Charles Adler - Monday, 26 February 2007 - You don't have to be the second coming of Sigmund Freud, Xaviera Hollander, or Dr Ruth to declare that Dion has been having a sexless honeymoon. This shouldn't surprise educated political observers. Dion wasn't supposed to win the big prize at the gathering of Grits in Montreal.
The consensus opinion emerging from the convention was that Dion won the leadership not because of who he was but rather because of who he wasn't. He wasn't a tourist in the Federal wing of the Liberal Party. He hadn't crossed the floor like Scott Brison He had recently crossed over from provincial politics like Gerard Kennedy. He hadn't crossed over from Harvard, like Michael Ignatieff, from the NDP like Bob Rae, and from the planet pucko, like Ken Dryden. Dion was not a crossover artist. He had a legitimate federal Liberal pedigree, having paid his dues in several governments and having fought the separatist scourge while serving as Unity minister and helping to shepherd the controversial Clarity act, that great big airbag that prevents us from banging heads into the dashboard labelled"Canadian Armageddon."
There is a significant problem faced by any leader who assumes control of a machine because of who he isn't. He gets tagged with the surname nobody wants to wear. It's a three letter word that begins with "w" and rhymes with boo. Remember Joe Who? Joe Clark received that crown of thorns more than three decades ago and when his obituary is written, it will be said that a Conservative leadership convention in the 1970's was won by a man who inspired less enthusiasm in Canadian voters than the sight of rats in a New York City Taco Bell.
Stephane Dion has been branded the Francophone Joe Clark by Canada's punditocracy. It is not exclusively because he wasn't supposed to win the leadership but did. It's also because he seems to have a tin ear on the central issues of our times. He is trying to be the green guy. But he cannot seem to be explain why he wasn't able to colour the Liberal agenda green when he was the minister of the environment. He was part of the government that signed the Kyoto Protocol. In recent days, Jean Chretien's number one advisor, Eddie Goldenberg spilled the beans. The Liberals signed Kyoto but they had no intention of fulfilling the bargain. It was just another piece of Liberal larceny, making Dion just another passenger in the getaway car.

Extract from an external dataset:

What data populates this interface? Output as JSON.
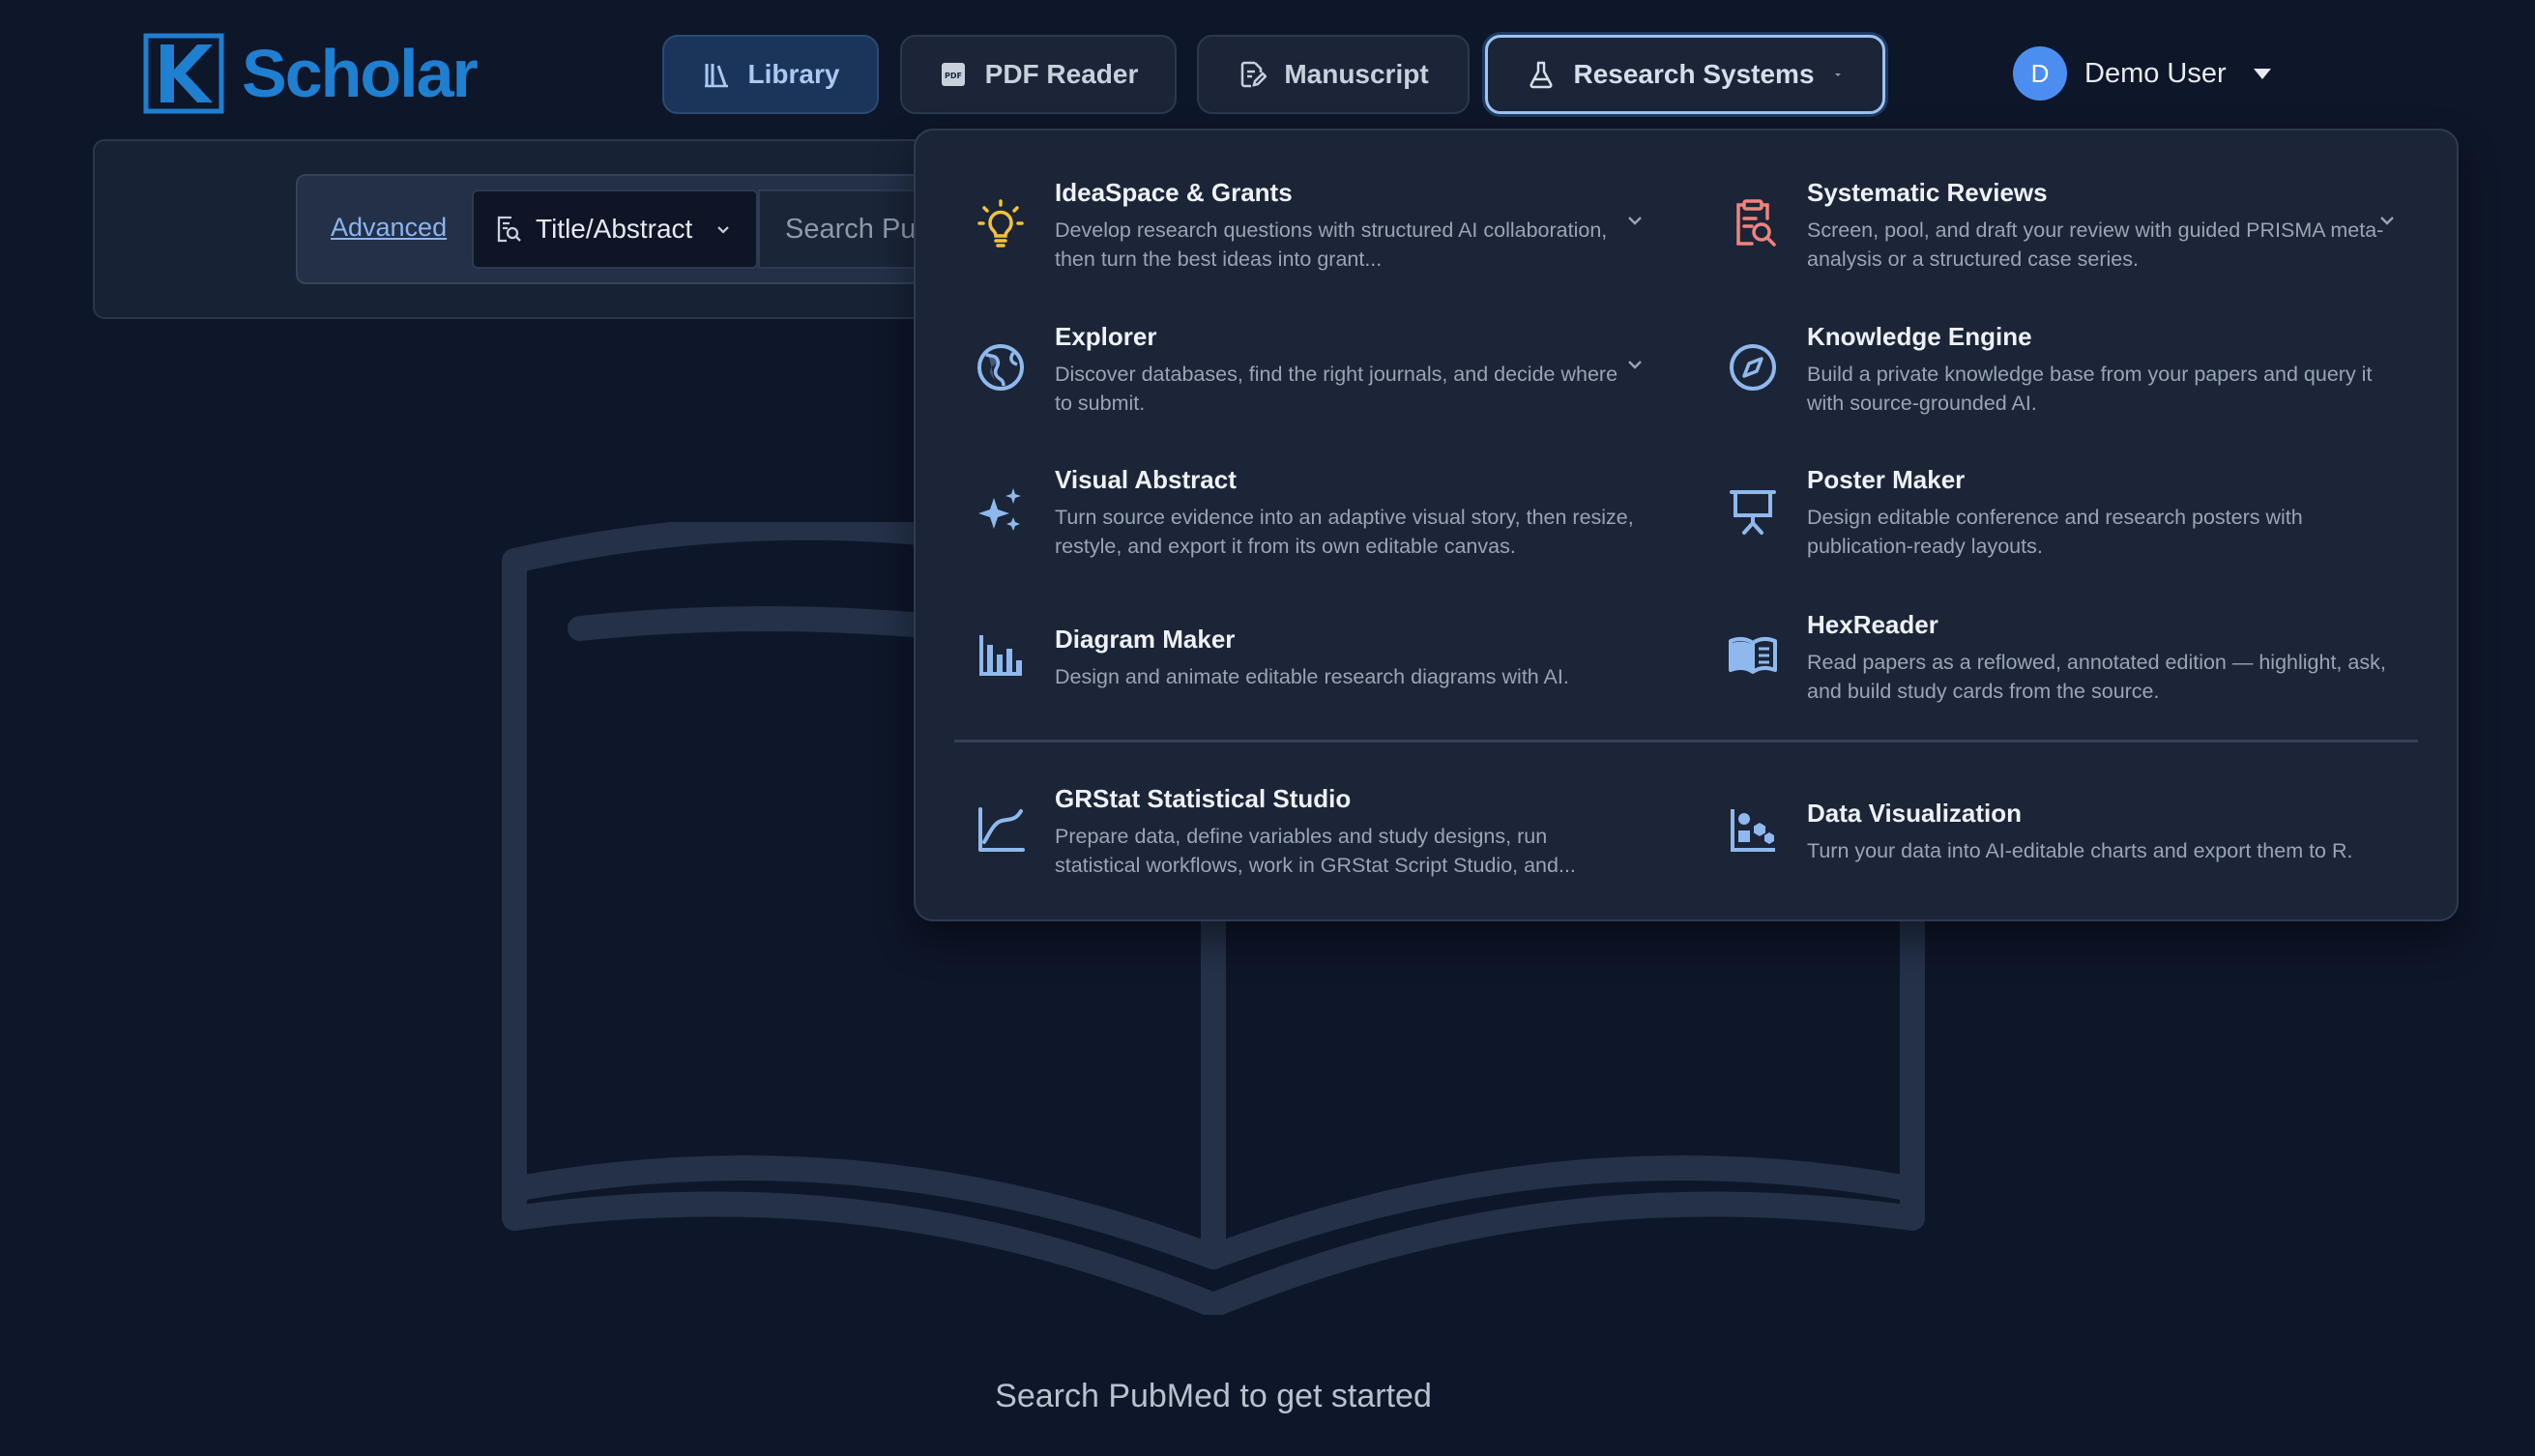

On the issue of investigating and apprehending terrorists, Dion has been caught terrorizing his own caucus into taking his position, despite the best judgments of Irwin Cotler and John Manley and others who served in the Chretien government which responded appropriately to September 11th by giving police special investigative authority. Dion's ideas on how to catch terrorists have also been caught up in the webbing of the RCMP investigation into the Air India mass murder. Relatives of Air India victims have been seen embracing Stephen Harper in his attempt to keep the Chretien legislation in place, while Dion has been whipping his caucus into defanging several key measures of that same body of law.
There is one upside to being Stephane Dion. Expectations are low. If he manages in the next few months to lose an election that still deprives Harper of his coveted majority, some will conclude that Dion has achieved some success. When you're a political who, people don't ask for much.